Concrete has become such a dominant building material because of its durability and relatively inexpensive cost to produce cement. Concrete is weather-resistant and versatile, allowing it to be a flexible material for use in several different structures. However, this also means that concrete is not biodegradable. It can remain in landfills for thousands of years without breaking down, making the environmental catastrophe caused by concrete even more substantial than just global warming.

Much of the environmental destruction that has occurred within the atmosphere is permanent, meaning no technology can reverse it. However, Carbon Limit’s climate technology has the potential to mitigate these effects and prevent them from worsening. 

In situations where limiting carbon dioxide emissions is not practical, for instance, carbon absorption and storage can be an effective solution to help avoid global warming. “For a period after greenhouse gasses are emitted, they can be sequestered without causing much damage to the atmosphere,” Sperry explains. “This is the window of opportunity for Carbon Limit.”

Several alternatives have been proposed to prevent the environmental impact of producing more cement, such as recycled concrete aggregate (RCA), but most are inefficient as they lack the qualities of durability that define traditional cement. Carbon Limit’s technology resembles traditional cement in terms of strength and performance. The difference is that it is made with different raw materials to give it the ability to decarbonize. 

The climate crisis won’t be easy to solve.

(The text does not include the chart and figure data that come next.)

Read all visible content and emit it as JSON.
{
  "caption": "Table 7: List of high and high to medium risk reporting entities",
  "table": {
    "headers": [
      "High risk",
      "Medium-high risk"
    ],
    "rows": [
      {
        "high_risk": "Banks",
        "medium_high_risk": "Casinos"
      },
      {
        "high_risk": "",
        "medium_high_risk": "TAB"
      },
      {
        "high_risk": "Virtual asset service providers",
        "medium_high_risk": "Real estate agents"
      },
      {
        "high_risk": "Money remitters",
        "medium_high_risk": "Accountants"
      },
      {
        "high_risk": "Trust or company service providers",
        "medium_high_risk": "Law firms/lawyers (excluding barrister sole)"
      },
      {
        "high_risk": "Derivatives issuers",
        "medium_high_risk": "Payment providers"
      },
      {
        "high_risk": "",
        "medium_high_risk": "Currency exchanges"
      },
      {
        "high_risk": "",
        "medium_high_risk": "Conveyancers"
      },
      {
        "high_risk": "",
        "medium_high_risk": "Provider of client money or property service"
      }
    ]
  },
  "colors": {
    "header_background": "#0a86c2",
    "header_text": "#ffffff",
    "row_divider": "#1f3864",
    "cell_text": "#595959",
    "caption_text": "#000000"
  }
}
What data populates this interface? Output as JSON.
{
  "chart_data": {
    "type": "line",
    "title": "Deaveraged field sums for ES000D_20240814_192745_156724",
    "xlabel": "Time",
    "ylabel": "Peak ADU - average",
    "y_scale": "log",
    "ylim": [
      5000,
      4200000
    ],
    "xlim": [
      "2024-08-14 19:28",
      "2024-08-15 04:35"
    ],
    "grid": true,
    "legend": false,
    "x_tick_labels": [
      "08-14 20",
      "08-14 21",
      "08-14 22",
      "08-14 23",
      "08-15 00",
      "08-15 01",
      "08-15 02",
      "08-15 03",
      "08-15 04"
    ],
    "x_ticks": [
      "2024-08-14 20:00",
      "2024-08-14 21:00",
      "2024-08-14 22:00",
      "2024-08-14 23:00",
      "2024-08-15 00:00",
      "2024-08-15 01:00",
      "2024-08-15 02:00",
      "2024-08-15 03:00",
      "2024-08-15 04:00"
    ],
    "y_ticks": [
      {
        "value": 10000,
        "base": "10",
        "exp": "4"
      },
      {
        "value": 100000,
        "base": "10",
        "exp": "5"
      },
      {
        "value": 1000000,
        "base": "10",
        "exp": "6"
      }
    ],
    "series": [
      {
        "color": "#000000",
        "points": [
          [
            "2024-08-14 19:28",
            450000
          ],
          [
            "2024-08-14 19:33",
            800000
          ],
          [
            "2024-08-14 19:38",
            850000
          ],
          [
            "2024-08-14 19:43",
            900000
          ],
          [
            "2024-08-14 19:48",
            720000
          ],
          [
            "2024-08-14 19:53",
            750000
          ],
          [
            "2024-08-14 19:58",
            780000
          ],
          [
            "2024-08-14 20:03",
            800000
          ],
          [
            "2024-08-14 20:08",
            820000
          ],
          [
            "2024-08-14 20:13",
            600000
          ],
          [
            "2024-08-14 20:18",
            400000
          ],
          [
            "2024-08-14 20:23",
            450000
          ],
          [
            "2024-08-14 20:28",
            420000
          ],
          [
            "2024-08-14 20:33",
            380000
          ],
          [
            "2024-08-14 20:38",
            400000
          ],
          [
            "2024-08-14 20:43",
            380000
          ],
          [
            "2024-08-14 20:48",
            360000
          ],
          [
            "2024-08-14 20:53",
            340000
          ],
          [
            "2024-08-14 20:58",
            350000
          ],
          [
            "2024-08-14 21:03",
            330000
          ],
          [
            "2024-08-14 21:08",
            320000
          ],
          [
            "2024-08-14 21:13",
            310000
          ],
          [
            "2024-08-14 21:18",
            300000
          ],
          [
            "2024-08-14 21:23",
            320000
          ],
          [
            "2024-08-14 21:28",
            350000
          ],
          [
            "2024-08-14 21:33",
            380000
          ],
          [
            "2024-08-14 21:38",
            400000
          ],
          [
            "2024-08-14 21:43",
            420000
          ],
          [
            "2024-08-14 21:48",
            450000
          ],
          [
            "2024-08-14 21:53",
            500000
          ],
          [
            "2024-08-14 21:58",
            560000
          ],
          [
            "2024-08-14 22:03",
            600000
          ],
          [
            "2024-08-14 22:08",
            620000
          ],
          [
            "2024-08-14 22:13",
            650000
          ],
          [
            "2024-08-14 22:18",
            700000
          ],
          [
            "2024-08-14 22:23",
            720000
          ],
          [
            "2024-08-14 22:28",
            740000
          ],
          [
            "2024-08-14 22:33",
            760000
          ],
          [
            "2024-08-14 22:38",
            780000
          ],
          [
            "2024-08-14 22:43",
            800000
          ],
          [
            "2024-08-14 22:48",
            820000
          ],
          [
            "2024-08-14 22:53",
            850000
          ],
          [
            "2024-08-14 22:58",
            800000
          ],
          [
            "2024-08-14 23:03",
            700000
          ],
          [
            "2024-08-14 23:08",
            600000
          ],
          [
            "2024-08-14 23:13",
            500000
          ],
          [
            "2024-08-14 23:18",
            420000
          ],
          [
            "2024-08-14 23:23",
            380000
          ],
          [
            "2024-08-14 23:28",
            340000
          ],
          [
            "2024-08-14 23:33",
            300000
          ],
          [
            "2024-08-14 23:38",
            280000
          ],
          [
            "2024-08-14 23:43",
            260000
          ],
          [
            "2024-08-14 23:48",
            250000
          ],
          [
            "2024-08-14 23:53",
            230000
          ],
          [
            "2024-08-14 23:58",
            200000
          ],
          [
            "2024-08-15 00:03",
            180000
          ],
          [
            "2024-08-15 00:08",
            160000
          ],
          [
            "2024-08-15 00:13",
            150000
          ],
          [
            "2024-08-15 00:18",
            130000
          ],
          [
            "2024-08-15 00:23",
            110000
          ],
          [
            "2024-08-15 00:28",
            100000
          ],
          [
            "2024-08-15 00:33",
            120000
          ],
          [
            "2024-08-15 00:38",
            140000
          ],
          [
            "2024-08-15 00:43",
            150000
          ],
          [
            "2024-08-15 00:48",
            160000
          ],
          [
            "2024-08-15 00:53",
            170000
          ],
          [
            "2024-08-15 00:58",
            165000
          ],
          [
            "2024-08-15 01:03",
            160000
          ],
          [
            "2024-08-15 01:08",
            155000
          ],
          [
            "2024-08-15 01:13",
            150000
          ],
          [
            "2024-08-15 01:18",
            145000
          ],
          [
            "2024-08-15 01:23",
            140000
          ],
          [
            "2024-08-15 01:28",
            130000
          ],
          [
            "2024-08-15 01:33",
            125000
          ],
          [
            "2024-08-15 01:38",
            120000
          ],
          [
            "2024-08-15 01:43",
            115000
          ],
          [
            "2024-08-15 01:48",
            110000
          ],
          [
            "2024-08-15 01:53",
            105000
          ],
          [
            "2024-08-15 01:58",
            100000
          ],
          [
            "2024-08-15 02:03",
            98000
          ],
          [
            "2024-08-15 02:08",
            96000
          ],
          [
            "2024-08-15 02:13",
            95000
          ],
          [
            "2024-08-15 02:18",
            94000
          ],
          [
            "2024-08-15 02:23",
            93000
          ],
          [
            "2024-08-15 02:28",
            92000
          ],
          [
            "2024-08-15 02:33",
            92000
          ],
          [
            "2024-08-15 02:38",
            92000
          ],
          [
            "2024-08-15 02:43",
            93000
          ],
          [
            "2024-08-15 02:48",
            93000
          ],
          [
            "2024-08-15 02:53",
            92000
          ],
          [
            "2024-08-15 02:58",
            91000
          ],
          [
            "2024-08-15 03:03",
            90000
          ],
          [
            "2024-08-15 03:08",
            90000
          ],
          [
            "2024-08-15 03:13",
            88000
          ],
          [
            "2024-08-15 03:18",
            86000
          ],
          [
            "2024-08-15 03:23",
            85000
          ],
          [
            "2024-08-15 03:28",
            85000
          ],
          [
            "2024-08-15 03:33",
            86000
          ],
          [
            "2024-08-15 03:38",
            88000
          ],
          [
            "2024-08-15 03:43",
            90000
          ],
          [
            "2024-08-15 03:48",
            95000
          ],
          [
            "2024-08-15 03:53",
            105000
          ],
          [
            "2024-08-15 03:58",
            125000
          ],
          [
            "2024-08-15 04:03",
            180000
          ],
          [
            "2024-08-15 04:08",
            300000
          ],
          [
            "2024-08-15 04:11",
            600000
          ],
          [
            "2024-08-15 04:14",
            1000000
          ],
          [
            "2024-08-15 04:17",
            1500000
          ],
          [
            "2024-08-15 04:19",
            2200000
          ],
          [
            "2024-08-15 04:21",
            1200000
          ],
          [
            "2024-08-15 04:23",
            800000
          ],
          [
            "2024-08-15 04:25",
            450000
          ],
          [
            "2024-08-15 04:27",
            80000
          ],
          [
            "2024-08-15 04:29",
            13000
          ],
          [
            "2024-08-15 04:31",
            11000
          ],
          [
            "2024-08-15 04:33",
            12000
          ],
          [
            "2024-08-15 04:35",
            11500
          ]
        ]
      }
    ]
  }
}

Nevertheless, by targeting unorthodox contributors to climate change, such as concrete, innovators have found an approach to global warming that might actually work. 

“Greenhouse gas emissions aren’t something we can get rid of overnight — especially since they are produced by so many things we need to have in our daily lives,” Sperry laments. “However, decarbonization technology like Carbon Limit can reduce the amount of CO2 in the atmosphere to a much more environmentally responsible level.”